Sendo inequivocamente um muito mau resultado, esta pode ainda assim ser uma valiosa oportunidade de aprendizagem para o partido e para André Ventura em particular. O sucesso do CH assenta em dois factores: uma conjuntura (interna e externa) favorável que gerou uma oportunidade e um empreendedor político com características únicas em Portugal que a tem conseguido aproveitar. Mas nenhum partido pode sobreviver a prazo assente apenas numa pessoa, por muito talentosa que seja. Como também nenhum partido é completamente imune à apresentação de um cabeça-de-lista que notoriamente não cumpra mínimos para o que uma campanha eleitoral contemporânea exige. E dificilmente um novo partido conseguirá crescer de forma sustentável sem uma identidade consistente, que se vá reforçando ao longo do tempo, o que é incompatível com a tentativa de agradar a todos ao mesmo tempo.

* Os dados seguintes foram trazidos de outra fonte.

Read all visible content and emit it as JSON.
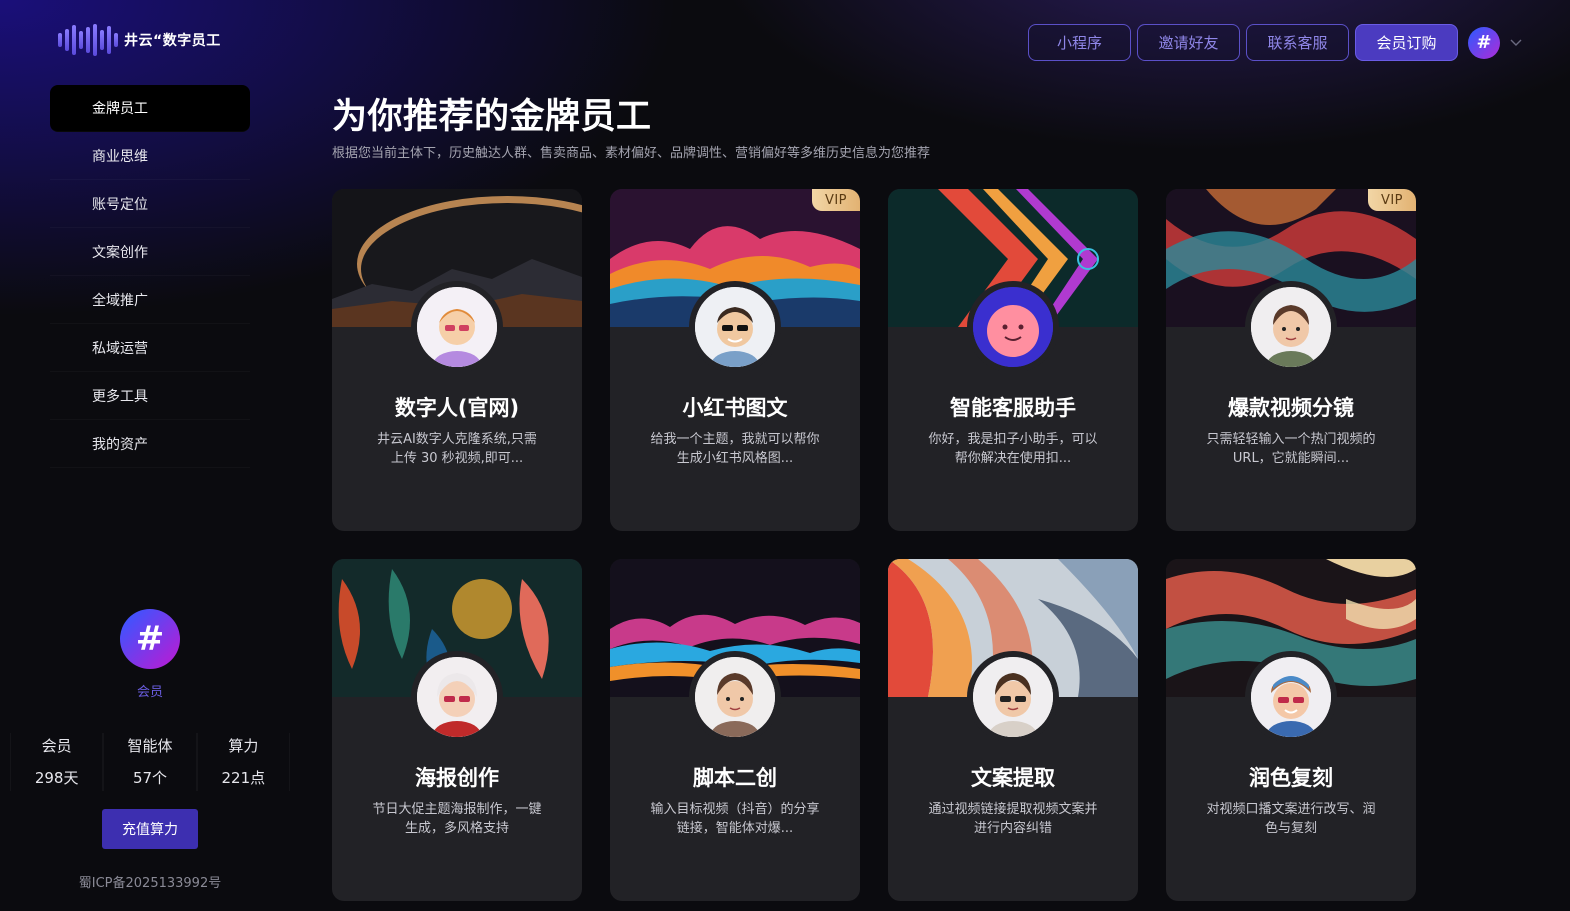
{
  "header": {
    "logo_text": "井云“数字员工",
    "buttons": [
      {
        "label": "小程序"
      },
      {
        "label": "邀请好友"
      },
      {
        "label": "联系客服"
      },
      {
        "label": "会员订购"
      }
    ],
    "avatar_symbol": "#"
  },
  "sidebar": {
    "items": [
      {
        "label": "金牌员工",
        "active": true
      },
      {
        "label": "商业思维"
      },
      {
        "label": "账号定位"
      },
      {
        "label": "文案创作"
      },
      {
        "label": "全域推广"
      },
      {
        "label": "私域运营"
      },
      {
        "label": "更多工具"
      },
      {
        "label": "我的资产"
      }
    ],
    "member_badge_symbol": "#",
    "member_label": "会员",
    "stats": [
      {
        "label": "会员",
        "value": "298天"
      },
      {
        "label": "智能体",
        "value": "57个"
      },
      {
        "label": "算力",
        "value": "221点"
      }
    ],
    "recharge_label": "充值算力",
    "icp": "蜀ICP备2025133992号"
  },
  "main": {
    "title": "为你推荐的金牌员工",
    "subtitle": "根据您当前主体下，历史触达人群、售卖商品、素材偏好、品牌调性、营销偏好等多维历史信息为您推荐",
    "vip_label": "VIP",
    "cards": [
      {
        "title": "数字人(官网)",
        "desc": "井云AI数字人克隆系统,只需上传 30 秒视频,即可...",
        "vip": false
      },
      {
        "title": "小红书图文",
        "desc": "给我一个主题，我就可以帮你生成小红书风格图...",
        "vip": true
      },
      {
        "title": "智能客服助手",
        "desc": "你好，我是扣子小助手，可以帮你解决在使用扣...",
        "vip": false
      },
      {
        "title": "爆款视频分镜",
        "desc": "只需轻轻输入一个热门视频的URL，它就能瞬间...",
        "vip": true
      },
      {
        "title": "海报创作",
        "desc": "节日大促主题海报制作，一键生成，多风格支持",
        "vip": false
      },
      {
        "title": "脚本二创",
        "desc": "输入目标视频（抖音）的分享链接，智能体对爆...",
        "vip": false
      },
      {
        "title": "文案提取",
        "desc": "通过视频链接提取视频文案并进行内容纠错",
        "vip": false
      },
      {
        "title": "润色复刻",
        "desc": "对视频口播文案进行改写、润色与复刻",
        "vip": false
      }
    ]
  }
}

Em contraciclo com o panorama europeu, em Portugal os socialistas ganham e, em comparação com as eleições legislativas, a direita radical sofre fortes perdas e os liberais crescem de forma muito substancial. Mas importa assinalar que estas eleições europeias confirmaram que Portugal virou mesmo à direita. Apesar da vitória do PS, da derrota da AD e da forte quebra do CH, a direita com representação parlamentar (AD, CH e IL) obteve ainda assim cerca de 50% dos votos, bem acima dos cerca de 45% que foram para PS, BE, CDU, L e PAN.

Uma viragem de Portugal à direita que se torna ainda mais evidente se compararmos a distribuição de mandatos resultante das eleições europeias de 2024 com a das das eleições europeias de 2019. Há cinco anos, os resultados proporcionaram dois terços dos mandatos à esquerda: nove para o Grupo dos Socialistas e Democratas (do PS), quatro para o Grupo da Esquerda (dois do BE e dois da CDU) e um para o Grupo dos Verdes (do PAN), com os restantes sete para o Partido Popular Europeu (seis do PSD e um do CDS). Desta feita, apesar de o PPE manter os sete mandatos, o panorama alterou-se drasticamente, com o Grupo Renew, dos liberais, a obter dois mandatos (da IL) assim como o Grupo Identidade e Democracia (do CH) e a esquerda a ficar reduzida a dez mandatos: oito dos Socialistas e Democratas (do PS), dois para o Grupo da Esquerda (um do BE e um da CDU).